Protein‐kinase‐C inhibitor calphostin C reduces B16 amelanotic melanoma cell adhesion to endothelium and lung colonization

Abstract

We recently reported that the Ca²⁺‐and phospholipids‐dependent protein kinase, protein kinase C (PKC), was involved in rat Walker carcinosarcoma cell adhesion to large‐vessel endothelium. We extended our studies to explore the role of this kinase in the adhesion to small‐vessel endothelium and lung colonization of murine B16 amelanotic melanoma (B16a). Sub‐populations of B16a cells, which differ in lung‐colonization potentials, were isolated by centrifugal elutriation from solid tumors.

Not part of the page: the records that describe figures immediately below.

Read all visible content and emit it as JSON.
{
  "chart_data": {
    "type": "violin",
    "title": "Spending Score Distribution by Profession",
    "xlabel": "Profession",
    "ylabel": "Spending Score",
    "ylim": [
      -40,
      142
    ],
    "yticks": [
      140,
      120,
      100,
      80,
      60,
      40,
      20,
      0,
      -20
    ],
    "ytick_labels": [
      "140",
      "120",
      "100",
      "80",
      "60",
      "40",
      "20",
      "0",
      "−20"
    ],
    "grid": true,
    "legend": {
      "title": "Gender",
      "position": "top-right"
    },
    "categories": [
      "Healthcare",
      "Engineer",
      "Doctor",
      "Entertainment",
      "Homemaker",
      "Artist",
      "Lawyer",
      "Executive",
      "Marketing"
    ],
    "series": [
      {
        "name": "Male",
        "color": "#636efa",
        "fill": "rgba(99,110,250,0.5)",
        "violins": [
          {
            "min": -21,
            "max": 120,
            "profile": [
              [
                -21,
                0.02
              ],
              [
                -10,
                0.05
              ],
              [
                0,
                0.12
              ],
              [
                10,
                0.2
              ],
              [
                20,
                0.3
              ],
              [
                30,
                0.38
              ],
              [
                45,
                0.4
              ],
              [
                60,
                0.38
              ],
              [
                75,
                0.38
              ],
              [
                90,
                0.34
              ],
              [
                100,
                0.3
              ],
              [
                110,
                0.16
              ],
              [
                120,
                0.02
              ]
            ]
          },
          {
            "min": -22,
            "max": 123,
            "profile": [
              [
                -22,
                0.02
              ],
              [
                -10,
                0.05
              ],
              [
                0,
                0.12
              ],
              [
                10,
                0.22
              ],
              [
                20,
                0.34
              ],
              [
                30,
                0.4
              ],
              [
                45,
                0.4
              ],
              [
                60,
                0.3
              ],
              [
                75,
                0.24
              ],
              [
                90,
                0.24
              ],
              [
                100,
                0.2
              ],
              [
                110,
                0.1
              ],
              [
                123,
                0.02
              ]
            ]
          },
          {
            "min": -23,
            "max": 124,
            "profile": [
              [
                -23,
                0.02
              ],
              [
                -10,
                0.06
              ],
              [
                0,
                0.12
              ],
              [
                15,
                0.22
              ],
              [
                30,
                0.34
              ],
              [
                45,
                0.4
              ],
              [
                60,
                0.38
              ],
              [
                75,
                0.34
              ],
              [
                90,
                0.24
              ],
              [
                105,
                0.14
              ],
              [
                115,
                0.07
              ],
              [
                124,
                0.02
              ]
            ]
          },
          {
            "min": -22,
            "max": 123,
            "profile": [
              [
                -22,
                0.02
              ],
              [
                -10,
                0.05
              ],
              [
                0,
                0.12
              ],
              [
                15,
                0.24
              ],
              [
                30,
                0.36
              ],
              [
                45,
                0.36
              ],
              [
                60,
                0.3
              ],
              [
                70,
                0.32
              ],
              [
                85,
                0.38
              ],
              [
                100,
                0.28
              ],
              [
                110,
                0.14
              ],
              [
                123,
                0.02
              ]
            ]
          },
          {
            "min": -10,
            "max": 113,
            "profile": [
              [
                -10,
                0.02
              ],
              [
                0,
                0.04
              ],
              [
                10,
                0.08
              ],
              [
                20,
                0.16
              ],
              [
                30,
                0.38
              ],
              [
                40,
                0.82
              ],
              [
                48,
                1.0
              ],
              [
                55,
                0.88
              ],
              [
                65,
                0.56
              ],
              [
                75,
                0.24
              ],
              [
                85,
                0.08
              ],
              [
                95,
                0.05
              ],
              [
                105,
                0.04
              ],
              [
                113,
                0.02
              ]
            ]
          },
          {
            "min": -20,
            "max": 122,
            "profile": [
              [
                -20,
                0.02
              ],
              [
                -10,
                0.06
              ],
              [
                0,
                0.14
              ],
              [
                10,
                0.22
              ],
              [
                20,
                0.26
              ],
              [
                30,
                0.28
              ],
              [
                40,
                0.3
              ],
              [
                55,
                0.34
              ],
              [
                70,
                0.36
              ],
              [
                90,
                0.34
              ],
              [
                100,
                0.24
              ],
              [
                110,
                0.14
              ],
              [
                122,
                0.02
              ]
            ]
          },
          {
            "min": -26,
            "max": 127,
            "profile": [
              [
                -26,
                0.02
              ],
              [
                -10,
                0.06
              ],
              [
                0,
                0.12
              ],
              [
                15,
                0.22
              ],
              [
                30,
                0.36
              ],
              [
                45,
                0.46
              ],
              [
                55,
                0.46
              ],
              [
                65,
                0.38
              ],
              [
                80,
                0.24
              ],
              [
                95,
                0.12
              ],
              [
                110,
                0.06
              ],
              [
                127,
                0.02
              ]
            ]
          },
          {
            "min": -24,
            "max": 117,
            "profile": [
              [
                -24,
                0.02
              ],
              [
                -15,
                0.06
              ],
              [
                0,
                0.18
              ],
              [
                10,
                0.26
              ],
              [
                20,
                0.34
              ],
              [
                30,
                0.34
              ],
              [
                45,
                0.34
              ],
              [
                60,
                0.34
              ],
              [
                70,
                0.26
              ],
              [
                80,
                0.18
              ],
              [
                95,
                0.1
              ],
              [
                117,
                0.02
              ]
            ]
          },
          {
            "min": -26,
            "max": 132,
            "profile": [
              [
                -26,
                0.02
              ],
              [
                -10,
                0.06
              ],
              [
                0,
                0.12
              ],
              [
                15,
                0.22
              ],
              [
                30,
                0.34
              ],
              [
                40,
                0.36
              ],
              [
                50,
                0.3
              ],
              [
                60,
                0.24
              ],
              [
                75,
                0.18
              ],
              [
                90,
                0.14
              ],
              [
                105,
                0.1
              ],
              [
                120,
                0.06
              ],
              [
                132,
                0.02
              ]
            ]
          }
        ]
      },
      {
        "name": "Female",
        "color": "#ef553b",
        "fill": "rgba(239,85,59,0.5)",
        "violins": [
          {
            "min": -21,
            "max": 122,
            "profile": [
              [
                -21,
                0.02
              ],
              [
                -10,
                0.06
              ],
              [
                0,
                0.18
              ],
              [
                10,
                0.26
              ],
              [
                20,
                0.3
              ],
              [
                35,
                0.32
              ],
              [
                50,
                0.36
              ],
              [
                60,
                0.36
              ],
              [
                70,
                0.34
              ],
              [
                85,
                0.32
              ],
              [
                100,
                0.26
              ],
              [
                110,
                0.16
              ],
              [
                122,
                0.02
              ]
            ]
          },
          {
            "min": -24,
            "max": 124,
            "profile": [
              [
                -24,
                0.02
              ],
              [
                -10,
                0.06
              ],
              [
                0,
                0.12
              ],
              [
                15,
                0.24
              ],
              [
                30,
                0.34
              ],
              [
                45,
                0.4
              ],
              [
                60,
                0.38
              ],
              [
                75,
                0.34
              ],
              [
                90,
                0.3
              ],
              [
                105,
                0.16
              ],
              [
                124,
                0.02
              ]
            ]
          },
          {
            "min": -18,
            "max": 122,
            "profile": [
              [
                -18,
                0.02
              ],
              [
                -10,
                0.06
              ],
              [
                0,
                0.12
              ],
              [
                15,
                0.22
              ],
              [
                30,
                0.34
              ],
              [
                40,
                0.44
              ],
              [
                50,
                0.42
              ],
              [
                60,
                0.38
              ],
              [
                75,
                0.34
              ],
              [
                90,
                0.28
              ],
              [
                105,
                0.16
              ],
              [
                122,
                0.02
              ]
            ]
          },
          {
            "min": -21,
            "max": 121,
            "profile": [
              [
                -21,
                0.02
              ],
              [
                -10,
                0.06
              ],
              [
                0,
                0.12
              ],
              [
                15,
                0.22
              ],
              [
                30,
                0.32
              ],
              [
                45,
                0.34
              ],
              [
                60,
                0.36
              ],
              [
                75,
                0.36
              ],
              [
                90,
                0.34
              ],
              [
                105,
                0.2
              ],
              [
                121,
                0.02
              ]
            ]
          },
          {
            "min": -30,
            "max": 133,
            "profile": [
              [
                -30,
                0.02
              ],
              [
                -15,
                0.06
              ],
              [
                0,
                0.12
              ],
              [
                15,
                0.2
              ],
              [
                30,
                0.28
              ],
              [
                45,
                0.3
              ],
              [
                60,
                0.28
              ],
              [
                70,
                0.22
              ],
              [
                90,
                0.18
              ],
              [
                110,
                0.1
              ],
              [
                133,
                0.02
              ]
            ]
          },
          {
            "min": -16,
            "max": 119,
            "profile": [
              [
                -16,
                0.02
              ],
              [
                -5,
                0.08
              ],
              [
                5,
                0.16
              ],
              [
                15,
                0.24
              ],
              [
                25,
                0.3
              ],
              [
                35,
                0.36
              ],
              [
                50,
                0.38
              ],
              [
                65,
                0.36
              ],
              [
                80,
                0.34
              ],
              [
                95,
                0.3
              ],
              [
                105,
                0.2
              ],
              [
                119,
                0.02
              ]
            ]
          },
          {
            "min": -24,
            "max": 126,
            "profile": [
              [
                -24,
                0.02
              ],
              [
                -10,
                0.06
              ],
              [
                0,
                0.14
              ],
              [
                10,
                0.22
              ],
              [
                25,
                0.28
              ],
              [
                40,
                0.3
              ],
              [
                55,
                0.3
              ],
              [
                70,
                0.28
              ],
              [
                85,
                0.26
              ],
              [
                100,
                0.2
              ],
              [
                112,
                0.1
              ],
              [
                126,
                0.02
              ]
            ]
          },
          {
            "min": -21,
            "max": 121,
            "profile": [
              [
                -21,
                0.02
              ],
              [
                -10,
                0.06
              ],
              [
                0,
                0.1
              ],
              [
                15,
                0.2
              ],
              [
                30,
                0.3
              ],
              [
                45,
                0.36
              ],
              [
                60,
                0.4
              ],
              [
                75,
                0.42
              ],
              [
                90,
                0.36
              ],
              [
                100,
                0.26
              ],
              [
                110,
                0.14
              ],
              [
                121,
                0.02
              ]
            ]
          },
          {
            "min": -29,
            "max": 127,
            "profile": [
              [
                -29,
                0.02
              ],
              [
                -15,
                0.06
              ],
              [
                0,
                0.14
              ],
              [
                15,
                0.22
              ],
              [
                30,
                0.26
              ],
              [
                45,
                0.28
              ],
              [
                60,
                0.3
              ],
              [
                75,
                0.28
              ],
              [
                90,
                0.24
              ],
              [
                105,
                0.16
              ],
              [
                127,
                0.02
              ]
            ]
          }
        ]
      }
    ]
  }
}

In this study, we demonstrate that cells from a high metastatic sub‐population (HM340), when compared with cells from a low metastatic sub‐population (LM180), exhibit elevated levels of total cellular as well as membrane‐bound PKC. The increase in PKC in cells from the HM340 correlates positively to their increased ability to adhere to murine pulmonary‐microvessel endothelial‐cell monolayer, and to form pulmonary colonies in syngeneic mice. Calphostin C, a potent and selective PKC inhibitor, decreases in a dose‐dependent manner the adhesion to endothelium and the lung colonization of cells from both the low and the high metastatic sub‐populations with IC₅₀ at sub‐micromolar concentrations. In conclusion, our results suggest that PKC may be a key element in regulating tumor‐cell metastasis and that PKC inhibitors may be anti‐metastatic agents.